第11話 甲賀流集団 その2

「山月くん、なんで、この忍者に切りつけられてたの? 二人の間に何があったんだ?」

 九は、山月の動揺にお構いなく、知りたいことを訊く。

 一方の山月は、九のこと――残虐な光景――を、まともに見られなかった。


「キミの方から、何か仕掛けたんだろ? 忍びの者が、こんな真昼間から、あんなことをするはずがない」


 山月は、どこまで話すか迷う。全て話してしまっては、丸蔵の死の真相を知られてしまう。


「余計な駆け引きは無しだよ。こちらを見てよ、山月くん。何を仕掛けたのか、本当のことを教えてくれよ」


 山月は、九を見ない。カイトの生首を見たくないこともあるが、心を読まれてしまうことも避けたかった。

「こいつは、甲賀流忍者だろ? 相田さんの周りを嗅ぎまわっているという。相田さんからの指示か? どんな、命令を受けたんだい?」


 九は、甲賀忍者が、相田の周囲を嗅ぎまわっていることを知っていた。

 山月は、そもそも九がどこまで情報を持っているか知らない。隠しすぎては、墓穴を掘りそうな気がして、質問には答えることにした。


「ああ、そいつは、甲賀の者だ。相田さんから、交渉するように指示された」


「交渉?」

「ああ、交渉だ。相田さんの周りを嗅ぎまわるのを止めろという交渉だ。こちらの申し出を飲めば、それなりの金を渡す用意もある」


 九の息遣いが荒くなった。ひゅうひゅうと、怒気を帯びた呼吸音が耳に入ってくる。

「キミだけに、そんな、ミッションが与えられたのか? なぜ、オレが外されたんだ?」


「さあ? 私には、わからんね」

 言いながら、山月は思った。

(よく考えたら、丸蔵さんうんぬんの話が無くても、九は、交渉事には、不向きそうだから、指示されなかっただろうな)


 視界の端で、九がしゃがみ、もぞもぞと死体をいじっている。

「何をしている?」

「復活再生の術だよ。キミの交渉相手を、殺してしまったじゃないか……」

 見ると、九が、カイトの頭を、ぐいぐいと胴体に押し当てていた。

「ど、ど、ど、どうしよう? バレたら、相田さんに怒られちゃうよ。ちゃんと、生き返るかな? やべえな」


(復活再生の術……)


 山月は、聞いたことがなかった。きっと、そんなものは無い。


「そんな忍術あるのか?」


「ねえよ。今から創り出すんだよ」


 やっぱり無かった。


「私は、死体を埋めるのに、付き合わないからな。自分で、処理してくれよ。どっかの山中に、穴は掘ってあるんだろ?」

「そ、そんな……助けてやったのに……」

「殺せとまでは、言っていない。やりすぎだ……いや、いかれすぎだよ、九」


 山月は、きっぱりと言い切って、踵を返した。ただ、心臓はバクついている。

(やっぱり、九は、危険すぎる)

 同じ特務警官でなければ、近づくことすら避ける人種だ。山月に対しては、多少の敬意を持って接してくれているから、なんとか関係は成り立っているが……。
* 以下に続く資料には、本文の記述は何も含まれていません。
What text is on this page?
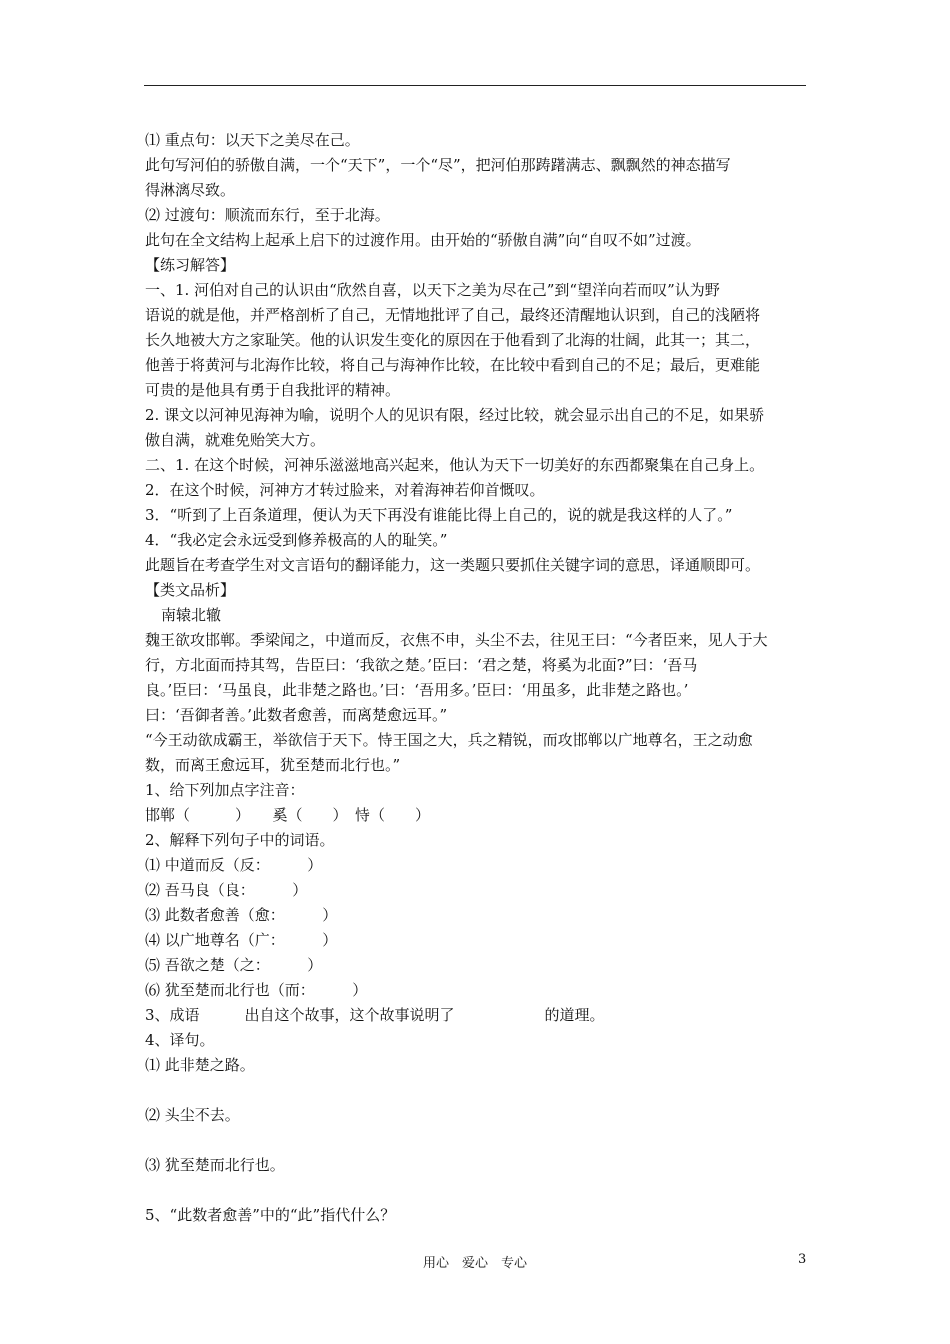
⑴ 重点句：以天下之美尽在己。
此句写河伯的骄傲自满，一个“天下”，一个“尽”，把河伯那踌躇满志、飘飘然的神态描写
得淋漓尽致。
⑵ 过渡句：顺流而东行，至于北海。
此句在全文结构上起承上启下的过渡作用。由开始的“骄傲自满”向“自叹不如”过渡。
【练习解答】
一、1. 河伯对自己的认识由“欣然自喜，以天下之美为尽在己”到“望洋向若而叹”认为野
语说的就是他，并严格剖析了自己，无情地批评了自己，最终还清醒地认识到，自己的浅陋将
长久地被大方之家耻笑。他的认识发生变化的原因在于他看到了北海的壮阔，此其一；其二，
他善于将黄河与北海作比较，将自己与海神作比较，在比较中看到自己的不足；最后，更难能
可贵的是他具有勇于自我批评的精神。
2. 课文以河神见海神为喻，说明个人的见识有限，经过比较，就会显示出自己的不足，如果骄
傲自满，就难免贻笑大方。
二、1. 在这个时候，河神乐滋滋地高兴起来，他认为天下一切美好的东西都聚集在自己身上。
2．在这个时候，河神方才转过脸来，对着海神若仰首慨叹。
3．“听到了上百条道理，便认为天下再没有谁能比得上自己的，说的就是我这样的人了。”
4．“我必定会永远受到修养极高的人的耻笑。”
此题旨在考查学生对文言语句的翻译能力，这一类题只要抓住关键字词的意思，译通顺即可。
【类文品析】
南辕北辙
魏王欲攻邯郸。季梁闻之，中道而反，衣焦不申，头尘不去，往见王曰：“今者臣来，见人于大
行，方北面而持其驾，告臣曰：‘我欲之楚。’臣曰：‘君之楚，将奚为北面?”曰：‘吾马
良。’臣曰：‘马虽良，此非楚之路也。’曰：‘吾用多。’臣曰：‘用虽多，此非楚之路也。’
曰：‘吾御者善。’此数者愈善，而离楚愈远耳。”
“今王动欲成霸王，举欲信于天下。恃王国之大，兵之精锐，而攻邯郸以广地尊名，王之动愈
数，而离王愈远耳，犹至楚而北行也。”
1、给下列加点字注音：
邯郸（　　　）　　奚（　　）　恃（　　）
2、解释下列句子中的词语。
⑴ 中道而反（反：　　　）
⑵ 吾马良（良：　　　）
⑶ 此数者愈善（愈：　　　）
⑷ 以广地尊名（广：　　　）
⑸ 吾欲之楚（之：　　　）
⑹ 犹至楚而北行也（而：　　　）
3、成语　　　出自这个故事，这个故事说明了　　　　　　的道理。
4、译句。
⑴ 此非楚之路。
⑵ 头尘不去。
⑶ 犹至楚而北行也。
5、“此数者愈善”中的“此”指代什么？
用心　爱心　专心	3
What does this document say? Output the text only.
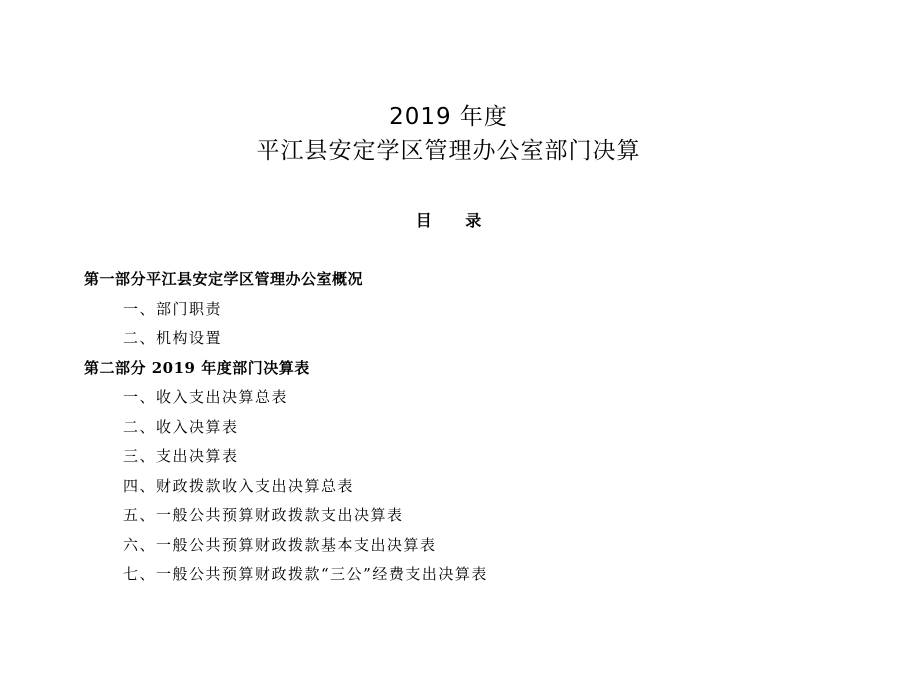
2019 年度
平江县安定学区管理办公室部门决算
目 录
第一部分平江县安定学区管理办公室概况
一、部门职责
二、机构设置
第二部分 2019 年度部门决算表
一、收入支出决算总表
二、收入决算表
三、支出决算表
四、财政拨款收入支出决算总表
五、一般公共预算财政拨款支出决算表
六、一般公共预算财政拨款基本支出决算表
七、一般公共预算财政拨款“三公”经费支出决算表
 きっと、ダーツゲームで勝利したことが、功を奏したのだろう。



 はるか南の海上で発達した台風の影響なのか、東京都心は、朝から風が強く、激しい雨も降り注いでいた。

 山月は、傘が飛ばされないように、傘の柄を、肩と首の間にしっかりと挟む。

 スマートフォンの地図アプリで示されている場所は、この辺りのはずである。けれども、辺りにそれらしい建物は無かった。


「入力した住所を間違えたのかな……」


 ジーンズのポケットに入っているメモ紙を出し、開けようとすると「おう、彰斗あきとか?」と、声を掛けられた。


 短パンにサンダル姿の百地流星ももちりゅうせいは、オンボロアパートの前に立っていた。


「りゅ、流星!? そ、そこが、流星んちなの?」


 山月は、いとこである百地流星が、まさかこんなアパートに住んでいるとは想像すらしていなかった。

 流星は、大学生の時、伊賀の上忍御三家である百地家に婿養子に入った。その縁もあってか、忍者の研究に没頭し、今では、帝都大学の准教になっている。


「もっと、いい所に住んでいると思ってたか? それは、オレが上忍だから? それとも、天下の帝都大学の准教だから?」


「あ。い、いや……その……。その、どっちも」

 山月は、頭を掻いてアパートのヒサシの下に入り、傘を閉じる。


「上忍とは名ばかりで、今や、そっちからの収入は全く無いんだよ。しかも、ずっと単身赴任だからな。住むとこなんて、なんでもいいんだよ。さ、中に入れよ」


 屈託の無い流星の笑顔に誘われるまま、山月は、中に入る。


 山月が招き入れられた流星の部屋は、意外に片付いていて、小綺麗だった。


「で、突然連絡を寄こしてきて、一体、何を訊きたいんだ、彰斗あきと?」

 流星は、黒縁眼鏡の角をクイっと持ち上げた。